Fintech app development can seem intimidating, but with Rork Max you can efficiently build apps with wallet, money transfer, and expense management features. This guide walks through the development workflow alongside important compliance considerations you should not overlook.
Understanding Fintech App Categories
The legal requirements for a fintech app vary significantly depending on what it actually does. Here's a practical breakdown:
Lower regulatory complexity:
- Expense reporting and approval workflows (internal tools)
- Personal finance tracking and budgeting
- Loyalty points and stamp card management
- Invoice and quote generation tools
Requires legal review:
- Real money transfers (money transfer licensing required in most jurisdictions)
- Cryptocurrency handling
- Lending and loan features
This guide focuses on building an expense reporting app and a points-based wallet system — both of which avoid the heaviest regulatory burdens.
Designing an Expense Reporting App
Internal expense management is a great entry point into fintech-style apps.
Key features:
- Receipt photo capture and upload
- Expense category selection (transport, meals, supplies, etc.)
- Approval workflow (submit → approve → reimburse)
- Notifications for approvers and employees
- Monthly expense report exports
Supabase schema:
expenses table:
id uuid
employee_id uuid
amount integer (amount in cents)
category text (transportation/food/supplies/other)
receipt_url text (Supabase Storage URL)
description text (purpose/details)
submitted_at timestamp
status text (draft/submitted/approved/rejected/paid)
approver_id uuid
approved_at timestamp
notes text (approver comments)
Building the Expense App with Rork Max
Enter this prompt to get started:
Build an internal expense reporting app.
Features:
1. New expense form (camera capture for receipts, amount, category, and purpose fields)
2. Expense list screen (personal history, filter by status)

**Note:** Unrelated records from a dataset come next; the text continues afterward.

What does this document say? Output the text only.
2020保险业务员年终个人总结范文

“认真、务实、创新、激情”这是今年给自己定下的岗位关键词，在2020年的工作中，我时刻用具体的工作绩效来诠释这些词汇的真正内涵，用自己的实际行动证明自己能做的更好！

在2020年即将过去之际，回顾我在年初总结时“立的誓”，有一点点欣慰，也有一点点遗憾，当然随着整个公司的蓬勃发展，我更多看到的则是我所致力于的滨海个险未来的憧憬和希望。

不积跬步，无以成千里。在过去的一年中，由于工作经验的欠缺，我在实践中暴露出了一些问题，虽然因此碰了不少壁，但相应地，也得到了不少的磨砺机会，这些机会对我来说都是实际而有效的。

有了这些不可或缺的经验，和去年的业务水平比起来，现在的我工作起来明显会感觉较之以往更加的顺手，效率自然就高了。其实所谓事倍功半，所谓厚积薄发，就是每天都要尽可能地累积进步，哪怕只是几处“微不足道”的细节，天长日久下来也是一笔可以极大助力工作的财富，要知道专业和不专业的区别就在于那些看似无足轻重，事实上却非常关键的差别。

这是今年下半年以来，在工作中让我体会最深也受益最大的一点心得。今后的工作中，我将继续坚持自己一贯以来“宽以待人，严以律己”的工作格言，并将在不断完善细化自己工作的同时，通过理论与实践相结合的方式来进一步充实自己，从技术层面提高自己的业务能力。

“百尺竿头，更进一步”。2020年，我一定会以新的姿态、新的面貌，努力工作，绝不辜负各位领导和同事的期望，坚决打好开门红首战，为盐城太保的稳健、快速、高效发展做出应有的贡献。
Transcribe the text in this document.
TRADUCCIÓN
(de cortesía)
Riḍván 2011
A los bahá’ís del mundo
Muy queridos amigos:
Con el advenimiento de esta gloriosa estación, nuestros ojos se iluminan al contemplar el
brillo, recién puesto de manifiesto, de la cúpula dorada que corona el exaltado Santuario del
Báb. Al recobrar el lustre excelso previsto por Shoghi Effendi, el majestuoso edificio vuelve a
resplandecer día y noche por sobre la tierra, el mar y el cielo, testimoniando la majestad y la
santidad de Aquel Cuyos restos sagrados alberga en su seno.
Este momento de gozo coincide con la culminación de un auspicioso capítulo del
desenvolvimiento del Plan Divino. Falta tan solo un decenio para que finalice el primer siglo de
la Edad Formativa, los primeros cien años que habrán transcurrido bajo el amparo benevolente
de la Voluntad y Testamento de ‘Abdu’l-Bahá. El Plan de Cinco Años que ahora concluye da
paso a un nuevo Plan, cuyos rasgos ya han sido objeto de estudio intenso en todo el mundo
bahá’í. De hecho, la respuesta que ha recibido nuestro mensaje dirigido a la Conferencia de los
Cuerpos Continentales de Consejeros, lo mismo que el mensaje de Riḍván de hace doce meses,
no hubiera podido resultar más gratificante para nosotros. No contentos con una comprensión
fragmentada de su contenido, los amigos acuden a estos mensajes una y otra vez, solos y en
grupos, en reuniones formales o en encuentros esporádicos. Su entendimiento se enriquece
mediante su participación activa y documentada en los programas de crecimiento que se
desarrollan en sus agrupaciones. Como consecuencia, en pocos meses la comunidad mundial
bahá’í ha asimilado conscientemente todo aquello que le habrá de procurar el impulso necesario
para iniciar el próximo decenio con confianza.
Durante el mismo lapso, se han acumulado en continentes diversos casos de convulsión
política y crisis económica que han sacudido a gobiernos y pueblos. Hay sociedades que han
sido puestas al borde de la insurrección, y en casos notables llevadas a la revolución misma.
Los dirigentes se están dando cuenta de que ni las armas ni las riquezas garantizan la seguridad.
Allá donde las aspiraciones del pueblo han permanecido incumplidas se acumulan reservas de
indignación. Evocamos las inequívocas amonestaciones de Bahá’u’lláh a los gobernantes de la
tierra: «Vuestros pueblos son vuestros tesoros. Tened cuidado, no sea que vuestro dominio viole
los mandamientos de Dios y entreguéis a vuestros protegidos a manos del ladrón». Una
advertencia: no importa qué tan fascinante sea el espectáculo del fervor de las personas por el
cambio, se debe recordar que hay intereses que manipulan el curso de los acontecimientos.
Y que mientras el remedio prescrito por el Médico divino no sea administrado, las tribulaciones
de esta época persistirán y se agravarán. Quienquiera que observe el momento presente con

3. Approver screen (pending approvals, approve/reject buttons)
4. Push notifications when an expense is approved or rejected
Backend: Supabase
Auth: Supabase Auth (email)
Roles: employee (submitter) and approver (reviewer)
To distinguish approver roles, add a role column to your Supabase users table and configure RLS policies so approvers can only see submissions from their team members.
Building a Points Wallet App
A points or internal currency system doesn't involve real money movement, which means you can build it without a money transfer license.
Great use cases:
- Employee recognition and reward systems
- Retail loyalty stamp card apps
- Event participation point tracking
- Community coin economies
Schema design:
wallets table:
id uuid
user_id uuid
balance integer (point balance)
updated_at timestamp
transactions table:
id uuid
from_user_id uuid (sender, null if system-issued)
to_user_id uuid (recipient)
amount integer (point amount)
type text (earn/transfer/spend)
description text (reason/description)
created_at timestamp
For balance integrity, it's important to process balance updates atomically. Using a Supabase PostgreSQL RPC function ensures that transfers and balance changes happen as a single operation.
Implementing Point Transfers with Rork Max
Build a points wallet app.
Features:
1. Wallet screen (balance display, transaction history)
2. Send points screen (search recipient by name, enter amount, confirm)
3. QR code scanning for quick transfers
4. Admin screen for issuing points to users
Prevent transfers when the sender has insufficient balance.
Log all transactions to the transactions table.
Adding Real Payments for Point Top-Ups
If you want users to purchase points with a credit card, integrate Stripe for the payment side. A common and safe design is to allow purchasing points but not redeeming them for cash — this avoids money transmission classification in most regions.
Add a point top-up feature.
500 JPY → 500 points, 1000 JPY → 1100 points (10% bonus)
Launch Stripe Checkout for payment, then update the wallet balance in Supabase after success.
Log the top-up as a transaction in the transactions table.
Legal and Security Considerations
Fintech apps require more than technical care — regulatory awareness matters too.
If your app holds, moves, or facilitates real currency on behalf of users, you may be subject to money transmitter regulations in your jurisdiction. Always consult a legal professional before launching any service that involves actual money flows.
On the security side, configure Supabase RLS strictly so users cannot access each other's wallet data. Maintaining a complete audit trail through the transactions table is also essential for trust and accountability.
Looking back
Rork Max makes it practical to build fintech-flavored apps like expense reporting tools and points wallets without deep engineering expertise. As long as you stay within the bounds of points and internal currencies, the legal barriers are relatively low and the use cases are genuinely valuable.
When you're ready to handle real money movement, be sure to verify licensing requirements in your region and work with qualified advisors before launching.